Reg No
41401408
Rating
Regional
Categories of Special Interest
Architectural, Social
Previous Name
Clontibret Presbyterian Meeting House
Original Use
Church/chapel
In Use As
Church/chapel
Date
1915 - 1920
Coordinates
273903, 329744
Date Recorded
08/04/2012
Date Updated
--/--/--
Freestanding Presbyterian church, built 1916, having two-bay nave, later gable-fronted porch recessed to west gable, and single-storey lean-to vestry addition to east. Pitched slate roof, having replacement metal rainwater goods, and with square-plan roof-lights to porch. Roughcast rendered walls, having smooth rendered quoins and plinth course. Round-headed window openings to nave, having smooth rendered surrounds and tooled stone sills, and replacement uPVC windows with stained glass, having two mid-twentieth-century stained-glass windows to south elevation. Round-headed window opening to east and west long walls of nave having nineteenth-century stained glass. Round-headed window opening over porch door having replacement uPVC window. Square-headed replacement uPVC windows to vestry, having tooled stone sills. Round-headed replacement timber door to porch, with moulded surround. Square-headed door opening to north elevation of rear extension having concrete steps and recent timber door. Interior has smooth rendered walls to interior, having marble memorial wall plaques and decorative carved timber hymn-board to east wall, timber battened panelled ceiling with exposed scissors truss roof supports, nineteenth-century timber pews, and similarly-dated pulpit to east end having bow-fronted decorative cast-iron balustrade with timber rail. Decorative round-headed double-leaf glazed timber door into nave from porch, with latticed over-light. Square-headed timber panelled door leading from pulpit to vestry. Church set within graveyard at crossroads in rural setting, bounded by recent metal gates and flanking roughcast-rendered wall to west, timber fencing to north and mature tree and hedge boundary to east and south.
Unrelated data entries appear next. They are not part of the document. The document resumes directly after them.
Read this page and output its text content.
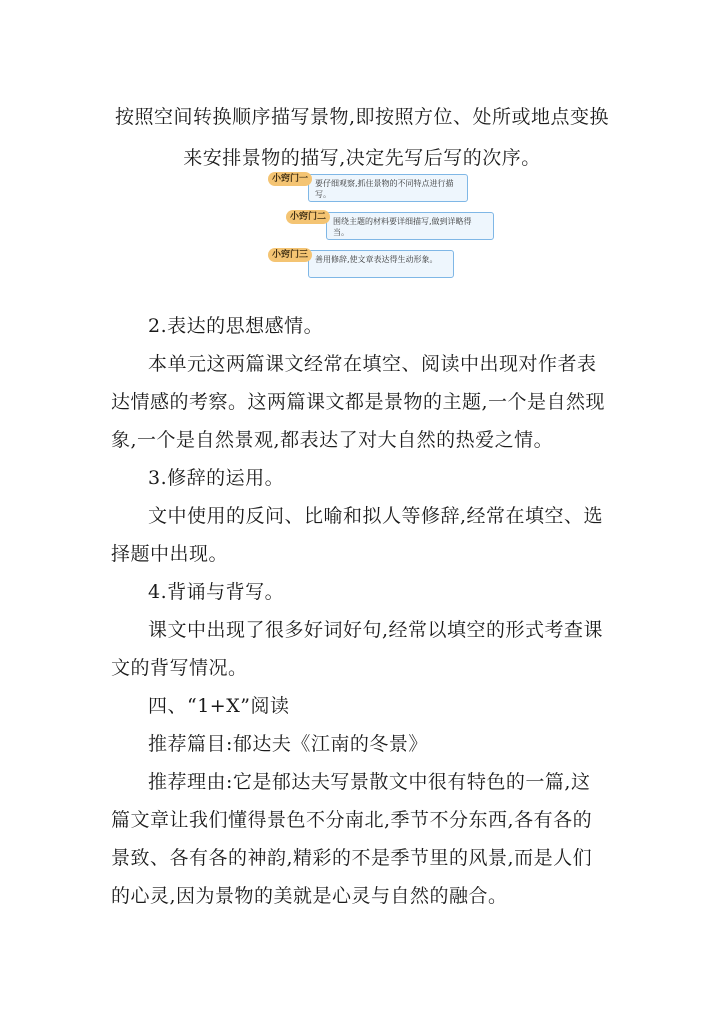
按照空间转换顺序描写景物,即按照方位、处所或地点变换
来安排景物的描写,决定先写后写的次序。
要仔细观察,抓住景物的不同特点进行描写。
小窍门一
围绕主题的材料要详细描写,做到详略得当。
小窍门二
善用修辞,使文章表达得生动形象。
小窍门三
2.表达的思想感情。
本单元这两篇课文经常在填空、阅读中出现对作者表
达情感的考察。这两篇课文都是景物的主题,一个是自然现
象,一个是自然景观,都表达了对大自然的热爱之情。
3.修辞的运用。
文中使用的反问、比喻和拟人等修辞,经常在填空、选
择题中出现。
4.背诵与背写。
课文中出现了很多好词好句,经常以填空的形式考查课
文的背写情况。
四、“1+X”阅读
推荐篇目:郁达夫《江南的冬景》
推荐理由:它是郁达夫写景散文中很有特色的一篇,这
篇文章让我们懂得景色不分南北,季节不分东西,各有各的
景致、各有各的神韵,精彩的不是季节里的风景,而是人们
的心灵,因为景物的美就是心灵与自然的融合。
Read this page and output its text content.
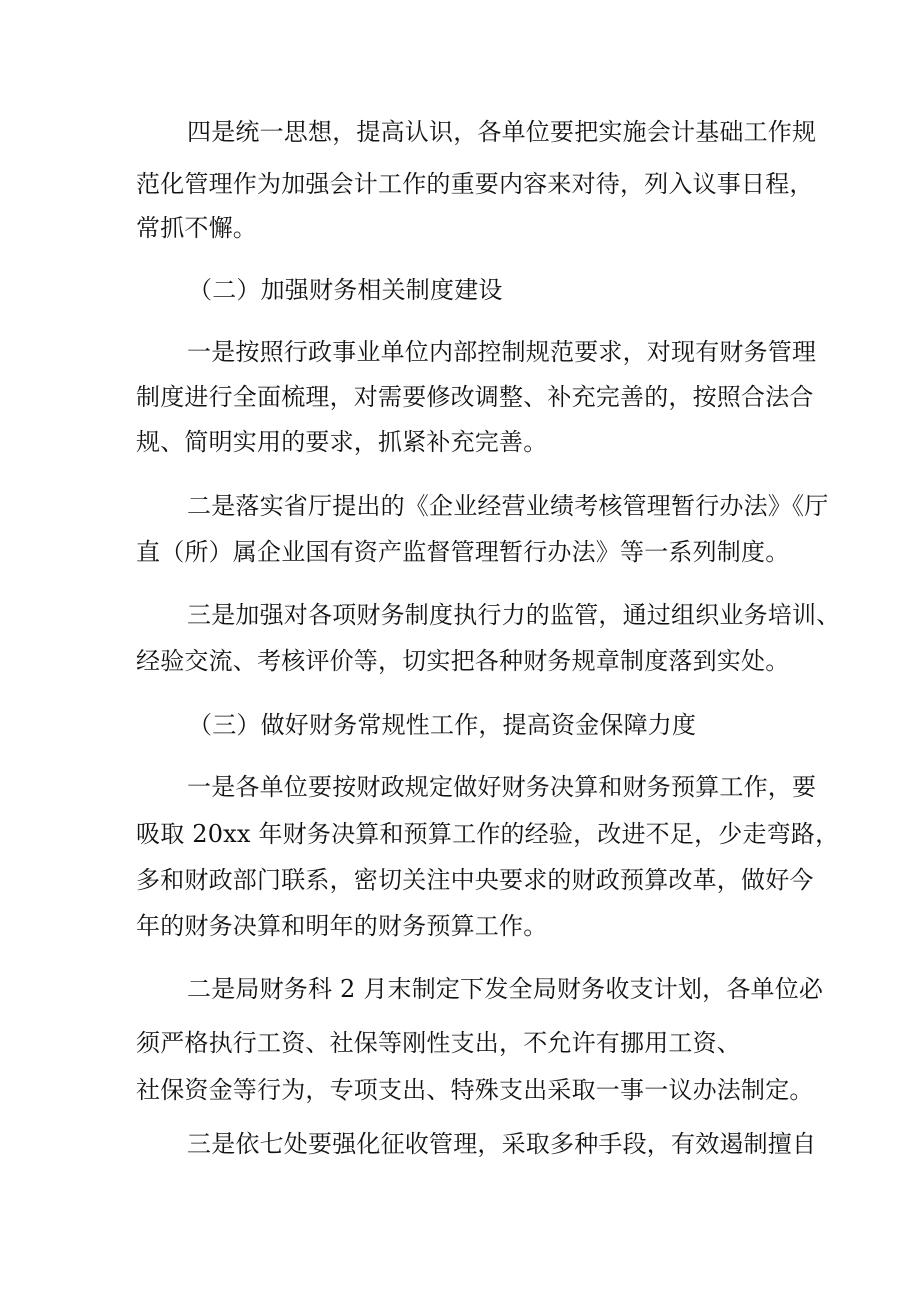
四是统一思想，提高认识，各单位要把实施会计基础工作规

范化管理作为加强会计工作的重要内容来对待，列入议事日程，

常抓不懈。

（二）加强财务相关制度建设

一是按照行政事业单位内部控制规范要求，对现有财务管理

制度进行全面梳理，对需要修改调整、补充完善的，按照合法合

规、简明实用的要求，抓紧补充完善。

二是落实省厅提出的《企业经营业绩考核管理暂行办法》《厅

直（所）属企业国有资产监督管理暂行办法》等一系列制度。

三是加强对各项财务制度执行力的监管，通过组织业务培训、

经验交流、考核评价等，切实把各种财务规章制度落到实处。

（三）做好财务常规性工作，提高资金保障力度

一是各单位要按财政规定做好财务决算和财务预算工作，要

吸取 20xx 年财务决算和预算工作的经验，改进不足，少走弯路，

多和财政部门联系，密切关注中央要求的财政预算改革，做好今

年的财务决算和明年的财务预算工作。

二是局财务科 2 月末制定下发全局财务收支计划，各单位必

须严格执行工资、社保等刚性支出，不允许有挪用工资、

社保资金等行为，专项支出、特殊支出采取一事一议办法制定。

三是依七处要强化征收管理，采取多种手段，有效遏制擅自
The present church appears to be on the site of an earlier one of c.1800. Clontibret First Presbyterian Church was founded at Legnacreeve about 1715, and split into two communities in 1798, with a new Seceders' Meeting House built at nearby Braddocks in 1802. The two Presbyterian communities were re-united in 1905 and the churches at Legnacreeve and Braddocks are maintained to this day. The stained-glass windows of the church add artistic interest to the structure, in addition to the decorative funerary monuments of the graveyard in which the church is set. Of particular interest, too, is the bow-fronted pulpit to the interior, the cast-iron detailing of which shows some fine craftsmanship. Clontibret First Presbyterian Church played an important social role acting as a focal point for the predominantly milling rural community.